Zoning Review discusses retail
Wednesday's Zoning Review meeting on Retail Strategy discussed the good and the bad of retail.
The previous meeting's notes included a line that the Cleveland Park overlay may not be serving the community well. This brought out several overlay defenders including George Idelson, president of the CP Citizens Association, who argued that the overlay works very well. "Thanks to the overlay, we are not a restaurant row," he said. The overlay may have had some problems, like being hard to change or update, and DCRA hasn't always enforced it effectively.
The group didn't spend much time of this topic, but a few people defended the overlay while a few others criticized it for "retarding vibrancy" and being "too formulaic." I don't know all the history of this issue (please fill me in!) I did find this summary of the conflict over a Cosi last year.

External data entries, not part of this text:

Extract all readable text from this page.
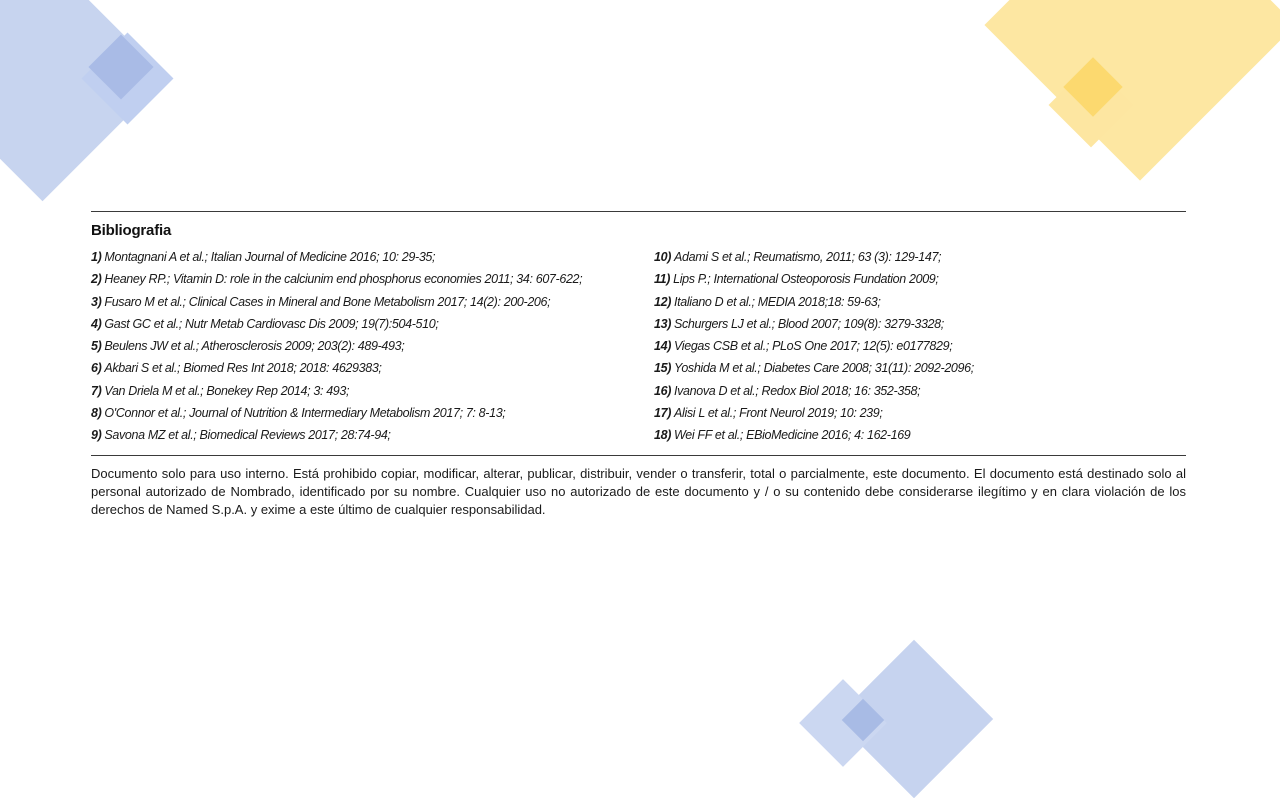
Bibliografia
1) Montagnani A et al.; Italian Journal of Medicine 2016; 10: 29-35;
2) Heaney RP.; Vitamin D: role in the calciunim end phosphorus economies 2011; 34: 607-622;
3) Fusaro M et al.; Clinical Cases in Mineral and Bone Metabolism 2017; 14(2): 200-206;
4) Gast GC et al.; Nutr Metab Cardiovasc Dis 2009; 19(7):504-510;
5) Beulens JW et al.; Atherosclerosis 2009; 203(2): 489-493;
6) Akbari S et al.; Biomed Res Int 2018; 2018: 4629383;
7) Van Driela M et al.; Bonekey Rep 2014; 3: 493;
8) O'Connor et al.; Journal of Nutrition & Intermediary Metabolism 2017; 7: 8-13;
9) Savona MZ et al.; Biomedical Reviews 2017; 28:74-94;
10) Adami S et al.; Reumatismo, 2011; 63 (3): 129-147;
11) Lips P.; International Osteoporosis Fundation 2009;
12) Italiano D et al.; MEDIA 2018;18: 59-63;
13) Schurgers LJ et al.; Blood 2007; 109(8): 3279-3328;
14) Viegas CSB et al.; PLoS One 2017; 12(5): e0177829;
15) Yoshida M et al.; Diabetes Care 2008; 31(11): 2092-2096;
16) Ivanova D et al.; Redox Biol 2018; 16: 352-358;
17) Alisi L et al.; Front Neurol 2019; 10: 239;
18) Wei FF et al.; EBioMedicine 2016; 4: 162-169

Documento solo para uso interno. Está prohibido copiar, modificar, alterar, publicar, distribuir, vender o transferir, total o parcialmente, este documento. El documento está destinado solo al personal autorizado de Nombrado, identificado por su nombre. Cualquier uso no autorizado de este documento y / o su contenido debe considerarse ilegítimo y en clara violación de los derechos de Named S.p.A. y exime a este último de cualquier responsabilidad.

Most of the workshop focused on a series of exercises where people answered certain questions. For example, "Retail and related uses should acommplish the following goals to help our city: they should..." Responses included:
- foster interactivity on the streets
- generate sales tax
- meet residents' daily needs for goods and services
- serve visitors and workers
- help create a whole community
- encourage pedestrian traffic and 'serendipitous' moments around the city
- not negatively affect residential apartments
- boost employment
- encourage balance in the retail mix
- exploit buildings in neighborhoods that were built for commercial purposes
- remove the necessity of driving to accomplish everyday tasks
- create entrepreneurship opportunities for existing neighborhood residents
- retain existing residents
- a dentist's office
- a gas station
- check cashing
- blocked-up windows that don't let people see into the store
- have retail off an atrium instead of facing the street
- have too little pedestrian access to retail frontage
- don't maintain a fair proportion of green space
Finally, the group briefly discussed ceiling heights. National retailers now want 14 foot ceilings in their spaces, but few existing DC buildings don't have that height. In new developments, with the height limits, if a developer builds a 14 foot first story, then they have to sacrifice a story higher up in the building to stay under the limit. Business groups have proposed allowing a few extra feet of height on buildings in retail corridors that put in 14 foot ground floors.